The Supreme Court today appointed area Sub-Divisional Magistrates (SDMs) as nodal officers who could be approached by the Rohingya immigrants living at Kalindi Kunj in Delhi and Mewat in Haryana with grievances relating to healthcare, water, sanitation and education.
A bench headed by Chief Justice Dipak Misra directed the appointment of SDMs as nodal officers after perusing a status report of the Centre which said that Rohingyas were being provided the same facilities as Indian citizens living in the neighboring slums in Haryana's Mewat district and Kalindi Kunj in south Delhi here.
The bench, also comprising Justices A M Khanwilkar and D Y Chandrachud, on April 9 had sought a comprehensive report on civic and other facilities being provided to Rohingyas at the camps after it was alleged by Zaffar Ullah, one of the petitioners, that the basic amenities like drinking water and toilets were not available which had led to the spread of diseases like diarrhoea among the refugees.
Additional Solicitor General Tushar Mehta, appearing for the Centre, said only the parents, relatives or guardian of Rohingyas be allowed to take up the grievances with the area SDMs, appointed as nodal officers, and no activist be allowed to take up their cause.
The bench accepted the plea of the Centre and said the parents, guardians and family members of Rohingyas can move the SDMs with their grievances who will look into them.

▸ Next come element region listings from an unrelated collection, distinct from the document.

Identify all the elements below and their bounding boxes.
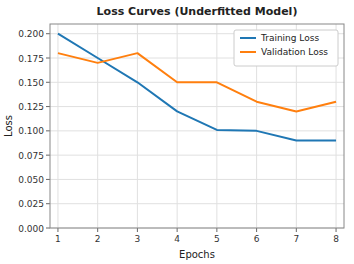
series-group (58, 34, 336, 141)
tick-label: 4 (174, 234, 180, 244)
grid (50, 24, 344, 228)
legend-swatch (240, 37, 256, 39)
tick (46, 155, 50, 156)
legend-entry: Validation Loss (261, 47, 328, 57)
tick (46, 82, 50, 83)
tick-label: 5 (214, 234, 220, 244)
tick (256, 228, 257, 232)
grid-line (50, 106, 344, 107)
tick (336, 228, 337, 232)
grid-line (57, 24, 58, 228)
tick-label: 3 (135, 234, 141, 244)
grid-line (50, 203, 344, 204)
title: Loss Curves (Underfitted Model) (97, 5, 298, 18)
tick-label: 8 (333, 234, 339, 244)
axes: 0.000 0.025 0.050 0.075 0.100 0.125 0.150 0.175… (18, 29, 339, 244)
tick (46, 58, 50, 59)
tick (177, 228, 178, 232)
grid-line (97, 24, 98, 228)
y-axis-label: Loss (3, 115, 14, 137)
tick (46, 179, 50, 180)
grid-line (177, 24, 178, 228)
tick (97, 228, 98, 232)
tick-label: 0.050 (18, 175, 44, 185)
tick-label: 1 (55, 234, 61, 244)
grid-line (216, 24, 217, 228)
tick-label: 6 (254, 234, 260, 244)
tick (57, 228, 58, 232)
tick (296, 228, 297, 232)
tick (137, 228, 138, 232)
tick (46, 106, 50, 107)
legend: Training Loss Validation Loss (234, 30, 338, 66)
tick-label: 0.025 (18, 199, 44, 209)
tick (46, 228, 50, 229)
line (58, 34, 336, 141)
grid-line (50, 179, 344, 180)
tick-label: 0.175 (18, 54, 44, 64)
tick-label: 0.000 (18, 224, 44, 234)
plot-frame (50, 24, 344, 228)
grid-line (50, 130, 344, 131)
plot-area (50, 24, 344, 228)
grid-line (50, 155, 344, 156)
tick-label: 0.200 (18, 29, 44, 39)
tick-label: 0.125 (18, 102, 44, 112)
tick-label: 0.075 (18, 151, 44, 161)
legend-swatch (240, 51, 256, 53)
tick (46, 203, 50, 204)
tick (46, 33, 50, 34)
tick-label: 7 (293, 234, 299, 244)
tick-label: 0.150 (18, 78, 44, 88)
legend-entry: Training Loss (260, 33, 319, 43)
x-axis-label: Epochs (179, 249, 215, 260)
tick-label: 0.100 (18, 126, 44, 136)
tick-label: 2 (95, 234, 101, 244)
tick (216, 228, 217, 232)
legend-box (234, 30, 338, 66)
tick (46, 130, 50, 131)
chart: 0.000 0.025 0.050 0.075 0.100 0.125 0.150 0.175… (0, 0, 354, 264)
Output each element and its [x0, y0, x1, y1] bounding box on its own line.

"There was a need to lift the veil from the activists and they should not be allowed to put forth the grievances of Rohingyas with the nodal officers," the law officer said.
Mehta also read the report in the court and said the children of Rohingyas were being provided education, books, mid-day-meal in government schools in Mewat like any other Indian. He also said that facilities like primary health care, vaccination and ambulance were being provided at the Rohingya camps.
Lawyer Prashant Bhushan, appearing for two Rohingyas, Mohammad Salimullah and Mohammad Shaqir, said various basic facilites like education, health care and foodgrains, were being denied to the Rohingyas as they do not possess IDs like Aadhaar cards.
He said that Rohingyas may be provided with refugee IDs to avail the basic facilities as human beings.
The plea was vehemently opposed by the Centre which said that Rohingyas were being treated as human beings and their status as illegal immigrants did not change.
"I have made a legal submission. I can raise my voice also and answer this legally and politically," Kumar responded.
At the end of the hearing, the bench said it would commence later the final hearing on the petitions challenging the Centre's decision to deport over 40,000 refugees who came to India after escaping from Myanmar due to widespread discrimination and violence against the community.
The refugees have sought permission to enter India, besides education and health care facilities and grant of refugee ID cards by the Foreigner Regional Registration Office. The Rohingyas, who fled to India after violence in the Western Rakhine State of Myanmar, are settled in Jammu, Hyderabad, Haryana, Uttar Pradesh, Delhi-NCR and Rajasthan.